Government documents have shown that the 2-month inquiry this year into statements by Ontario’s Northern Development and Mines Minister Shelley Martel over a Sudbury doctor’s billing practices cost Ontario taxpayers almost $420,000.
It was reported that lawyers gobbled up about 80% of costs related to the inquiry, which concluded April 15.
Martel, a rising star within the provincial New Democratic Party, became the sixth minister in five years to hold the mines portfolio following a cabinet shuffle in August, 1991.
Since becoming mines minister, Martel has initiated changes to the Ontario Mineral Incentive Program (OMIP), making all qualified exploration programs in northern Ontario eligible for a grant equal to 50% of expenses to a maximum of $300,000.

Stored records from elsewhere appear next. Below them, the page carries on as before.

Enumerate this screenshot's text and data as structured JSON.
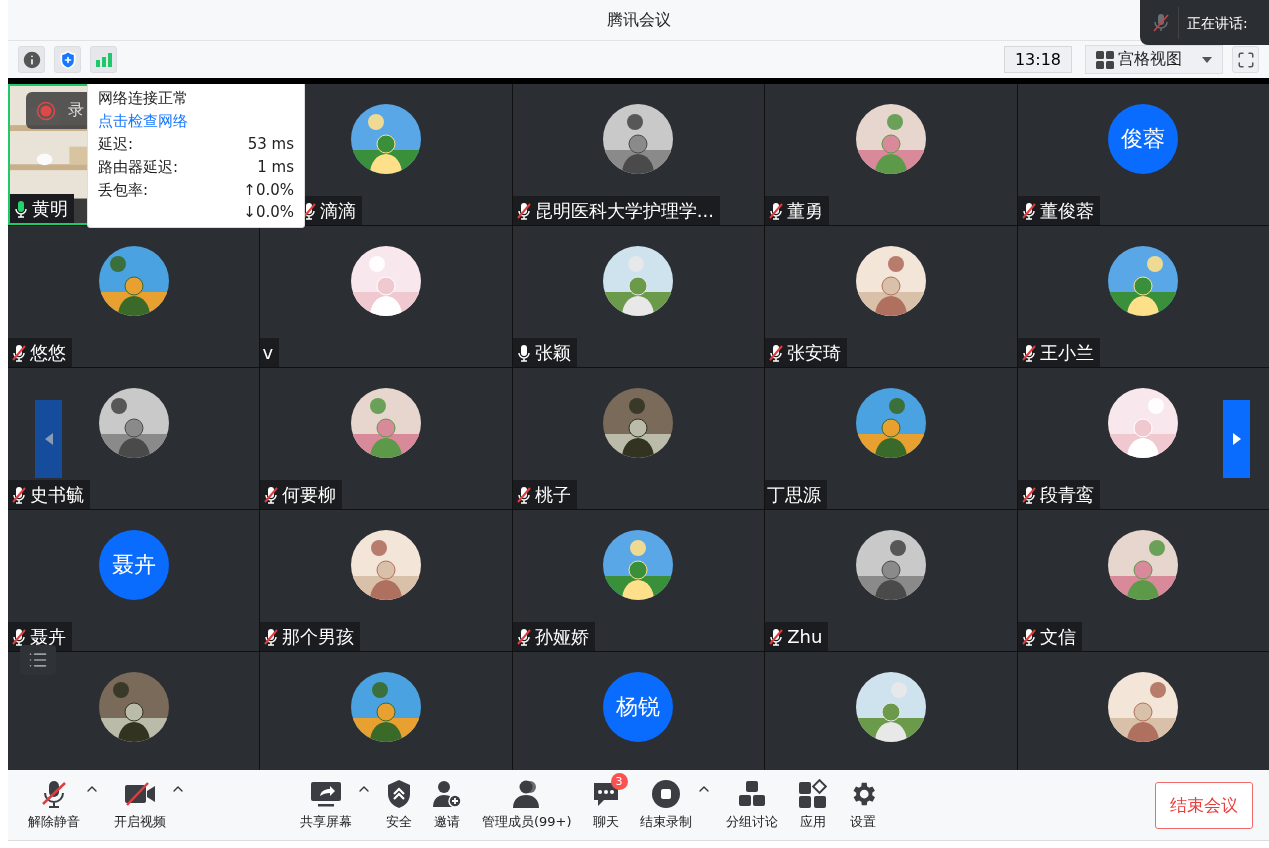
{
  "window": {
    "title": "腾讯会议"
  },
  "speaking": {
    "label": "正在讲话:"
  },
  "top_bar": {
    "time": "13:18",
    "view": "宫格视图"
  },
  "network_popup": {
    "status": "网络连接正常",
    "link": "点击检查网络",
    "rows": [
      {
        "label": "延迟:",
        "values": [
          "53 ms"
        ]
      },
      {
        "label": "路由器延迟:",
        "values": [
          "1 ms"
        ]
      },
      {
        "label": "丢包率:",
        "values": [
          "↑0.0%",
          "↓0.0%"
        ]
      }
    ]
  },
  "recording_badge": {
    "label": "录"
  },
  "tiles": [
    {
      "kind": "video",
      "name": "黄明",
      "muted": false,
      "speaking": true
    },
    {
      "kind": "picture",
      "name": "滴滴",
      "muted": true,
      "speaking": false
    },
    {
      "kind": "picture",
      "name": "昆明医科大学护理学...",
      "muted": true,
      "speaking": false
    },
    {
      "kind": "picture",
      "name": "董勇",
      "muted": true,
      "speaking": false
    },
    {
      "kind": "initials",
      "initials": "俊蓉",
      "name": "董俊蓉",
      "muted": true,
      "speaking": false
    },
    {
      "kind": "picture",
      "name": "悠悠",
      "muted": true,
      "speaking": false
    },
    {
      "kind": "picture",
      "name": "v"
    },
    {
      "kind": "picture",
      "name": "张颖",
      "muted": false,
      "speaking": false
    },
    {
      "kind": "picture",
      "name": "张安琦",
      "muted": true,
      "speaking": false
    },
    {
      "kind": "picture",
      "name": "王小兰",
      "muted": true,
      "speaking": false
    },
    {
      "kind": "picture",
      "name": "史书毓",
      "muted": true,
      "speaking": false
    },
    {
      "kind": "picture",
      "name": "何要柳",
      "muted": true,
      "speaking": false
    },
    {
      "kind": "picture",
      "name": "桃子",
      "muted": true,
      "speaking": false
    },
    {
      "kind": "picture",
      "name": "丁思源"
    },
    {
      "kind": "picture",
      "name": "段青鸾",
      "muted": true,
      "speaking": false
    },
    {
      "kind": "initials",
      "initials": "聂卉",
      "name": "聂卉",
      "muted": true,
      "speaking": false
    },
    {
      "kind": "picture",
      "name": "那个男孩",
      "muted": true,
      "speaking": false
    },
    {
      "kind": "picture",
      "name": "孙娅娇",
      "muted": true,
      "speaking": false
    },
    {
      "kind": "picture",
      "name": "Zhu",
      "muted": true,
      "speaking": false
    },
    {
      "kind": "picture",
      "name": "文信",
      "muted": true,
      "speaking": false
    },
    {
      "kind": "picture"
    },
    {
      "kind": "picture"
    },
    {
      "kind": "initials",
      "initials": "杨锐"
    },
    {
      "kind": "picture"
    },
    {
      "kind": "picture"
    }
  ],
  "toolbar": {
    "items": [
      {
        "kind": "mic",
        "label": "解除静音",
        "caret": true
      },
      {
        "kind": "video",
        "label": "开启视频",
        "caret": true
      },
      {
        "kind": "share",
        "label": "共享屏幕",
        "caret": true
      },
      {
        "kind": "security",
        "label": "安全",
        "caret": false
      },
      {
        "kind": "invite",
        "label": "邀请",
        "caret": false
      },
      {
        "kind": "members",
        "label": "管理成员(99+)",
        "caret": false
      },
      {
        "kind": "chat",
        "label": "聊天",
        "caret": false,
        "badge": "3"
      },
      {
        "kind": "record",
        "label": "结束录制",
        "caret": true
      },
      {
        "kind": "breakout",
        "label": "分组讨论",
        "caret": false
      },
      {
        "kind": "apps",
        "label": "应用",
        "caret": false
      },
      {
        "kind": "settings",
        "label": "设置",
        "caret": false
      }
    ],
    "end_button": "结束会议"
  }
}
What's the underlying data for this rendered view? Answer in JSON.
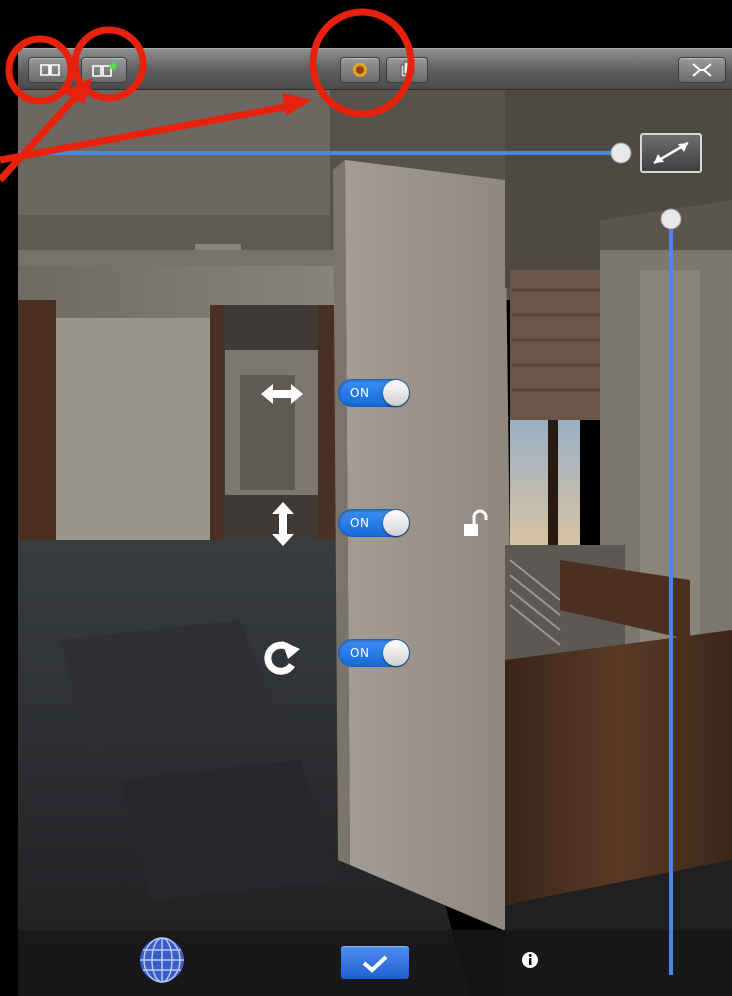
{
  "toolbar": {
    "left_buttons": [
      {
        "icon": "book-icon"
      },
      {
        "icon": "book-add-icon"
      }
    ],
    "center_buttons": [
      {
        "icon": "sun-icon"
      },
      {
        "icon": "pages-icon"
      }
    ],
    "right_button": {
      "icon": "arrows-collapse-icon"
    }
  },
  "controls": [
    {
      "icon": "horizontal-arrows-icon",
      "toggle_label": "ON",
      "state": "on"
    },
    {
      "icon": "vertical-arrows-icon",
      "toggle_label": "ON",
      "state": "on"
    },
    {
      "icon": "rotate-icon",
      "toggle_label": "ON",
      "state": "on"
    }
  ],
  "lock": {
    "icon": "unlock-icon",
    "state": "unlocked"
  },
  "expand_button": {
    "icon": "expand-diagonal-icon"
  },
  "bottom_bar": {
    "globe": {
      "icon": "globe-icon"
    },
    "done": {
      "icon": "checkmark-icon"
    },
    "info": {
      "icon": "info-icon"
    }
  },
  "colors": {
    "annotation": "#e8210d",
    "slider_line": "#4a87e8",
    "toggle_on": "#2b7ff0"
  }
}
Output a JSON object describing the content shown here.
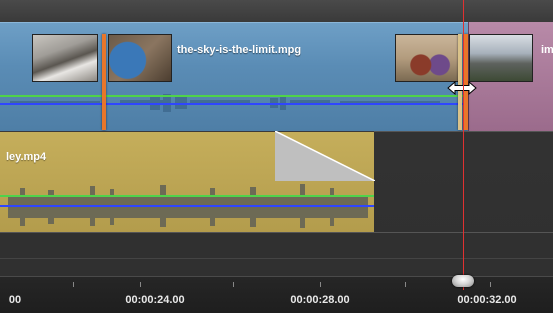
{
  "video_track": {
    "clip_title": "the-sky-is-the-limit.mpg",
    "next_clip_title_partial": "im"
  },
  "audio_track": {
    "clip_title_partial": "ley.mp4"
  },
  "ruler": {
    "labels": [
      "00",
      "00:00:24.00",
      "00:00:28.00",
      "00:00:32.00"
    ]
  },
  "colors": {
    "video_clip": "#5a8cb5",
    "next_video_clip": "#9b6b8c",
    "audio_clip": "#b8a04f",
    "trim_marker": "#e8762a",
    "playhead": "#e03131",
    "volume_line": "#4fd34a",
    "pan_line": "#2f46ff"
  },
  "icons": [
    "resize-cursor-icon",
    "scrubber-knob-icon",
    "fade-triangle-icon"
  ]
}
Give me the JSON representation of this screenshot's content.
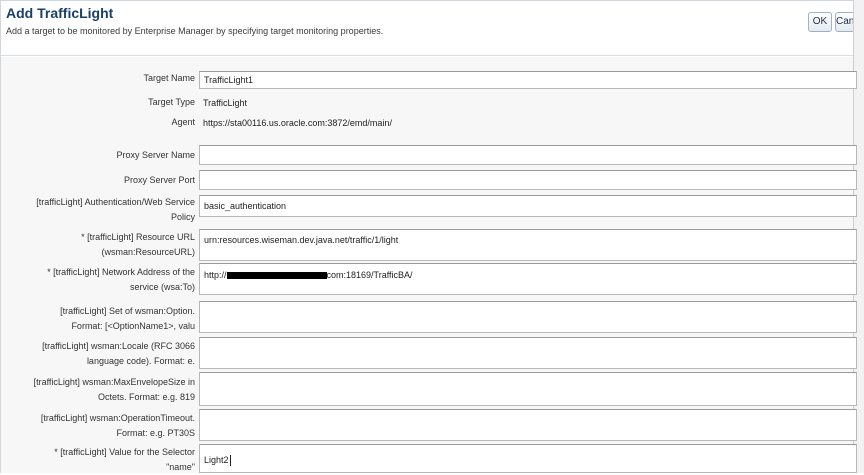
{
  "dialog": {
    "title": "Add TrafficLight",
    "description": "Add a target to be monitored by Enterprise Manager by specifying target monitoring properties.",
    "ok_label": "OK",
    "cancel_label": "Cancel"
  },
  "static_fields": {
    "target_name_label": "Target Name",
    "target_name_value": "TrafficLight1",
    "target_type_label": "Target Type",
    "target_type_value": "TrafficLight",
    "agent_label": "Agent",
    "agent_value": "https://sta00116.us.oracle.com:3872/emd/main/"
  },
  "properties": [
    {
      "label_line1": "Proxy Server Name",
      "label_line2": "",
      "value": ""
    },
    {
      "label_line1": "Proxy Server Port",
      "label_line2": "",
      "value": ""
    },
    {
      "label_line1": "[trafficLight] Authentication/Web Service",
      "label_line2": "Policy",
      "value": "basic_authentication"
    },
    {
      "label_line1": "* [trafficLight] Resource URL",
      "label_line2": "(wsman:ResourceURL)",
      "value": "urn:resources.wiseman.dev.java.net/traffic/1/light"
    },
    {
      "label_line1": "* [trafficLight] Network Address of the",
      "label_line2": "service (wsa:To)",
      "value_prefix": "http://",
      "value_suffix": "com:18169/TrafficBA/"
    },
    {
      "label_line1": "[trafficLight] Set of wsman:Option.",
      "label_line2": "Format: [<OptionName1>, valu",
      "value": ""
    },
    {
      "label_line1": "[trafficLight] wsman:Locale (RFC 3066",
      "label_line2": "language code). Format: e.",
      "value": ""
    },
    {
      "label_line1": "[trafficLight] wsman:MaxEnvelopeSize in",
      "label_line2": "Octets. Format: e.g. 819",
      "value": ""
    },
    {
      "label_line1": "[trafficLight] wsman:OperationTimeout.",
      "label_line2": "Format: e.g. PT30S",
      "value": ""
    },
    {
      "label_line1": "* [trafficLight] Value for the Selector",
      "label_line2": "\"name\"",
      "value": "Light2"
    }
  ]
}
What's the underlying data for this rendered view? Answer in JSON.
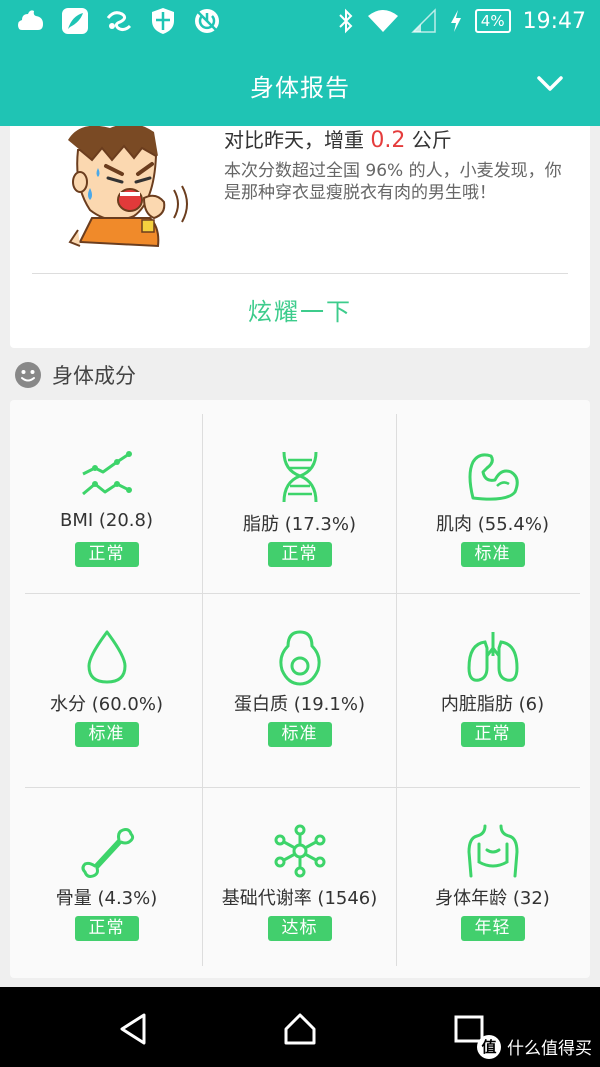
{
  "status_bar": {
    "battery_percent": "4%",
    "time": "19:47",
    "left_icons": [
      "cloud-app-icon",
      "feather-app-icon",
      "swirl-app-icon",
      "shield-app-icon",
      "power-app-icon"
    ],
    "right_icons": [
      "bluetooth-icon",
      "wifi-icon",
      "signal-icon",
      "charging-icon"
    ]
  },
  "header": {
    "title": "身体报告"
  },
  "summary": {
    "compare_prefix": "对比昨天，增重",
    "compare_value": "0.2",
    "compare_unit": "公斤",
    "description": "本次分数超过全国 96% 的人，小麦发现，你是那种穿衣显瘦脱衣有肉的男生哦！",
    "share_label": "炫耀一下"
  },
  "composition": {
    "section_title": "身体成分",
    "items": [
      {
        "label": "BMI (20.8)",
        "status": "正常",
        "icon": "trend-lines-icon"
      },
      {
        "label": "脂肪 (17.3%)",
        "status": "正常",
        "icon": "dna-icon"
      },
      {
        "label": "肌肉 (55.4%)",
        "status": "标准",
        "icon": "muscle-arm-icon"
      },
      {
        "label": "水分 (60.0%)",
        "status": "标准",
        "icon": "water-drop-icon"
      },
      {
        "label": "蛋白质 (19.1%)",
        "status": "标准",
        "icon": "avocado-icon"
      },
      {
        "label": "内脏脂肪 (6)",
        "status": "正常",
        "icon": "lungs-icon"
      },
      {
        "label": "骨量 (4.3%)",
        "status": "正常",
        "icon": "bone-icon"
      },
      {
        "label": "基础代谢率 (1546)",
        "status": "达标",
        "icon": "molecule-icon"
      },
      {
        "label": "身体年龄 (32)",
        "status": "年轻",
        "icon": "body-torso-icon"
      }
    ]
  },
  "colors": {
    "brand": "#1fc4b4",
    "accent_green": "#42cf6d",
    "icon_green": "#3dd46a",
    "weight_red": "#e53c3c",
    "share_green": "#3dcc8c"
  },
  "watermark": {
    "glyph": "值",
    "text": "什么值得买"
  }
}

The minister also helped to engineer the $95-million Northern Ontario Development Agreement, funded equally with the federal government, of which $30 million was allocated to the mining industry.
The inquiry was set up to investigate allegations that Martel divulged confidential information about a Sudbury doctor’s health insurance billing practices at a Canadian Institute of Mining, Metallurgy and Petroleum function in Thunder Bay, Ont., on Dec. 5, 1991. Martel later told the legislature that she lied about seeing the file and apologized. Martel retained her cabinet post following the issue of two reports by the inquiry, one by government MPPs exonerating her and the other by opposition MPPs condemning her.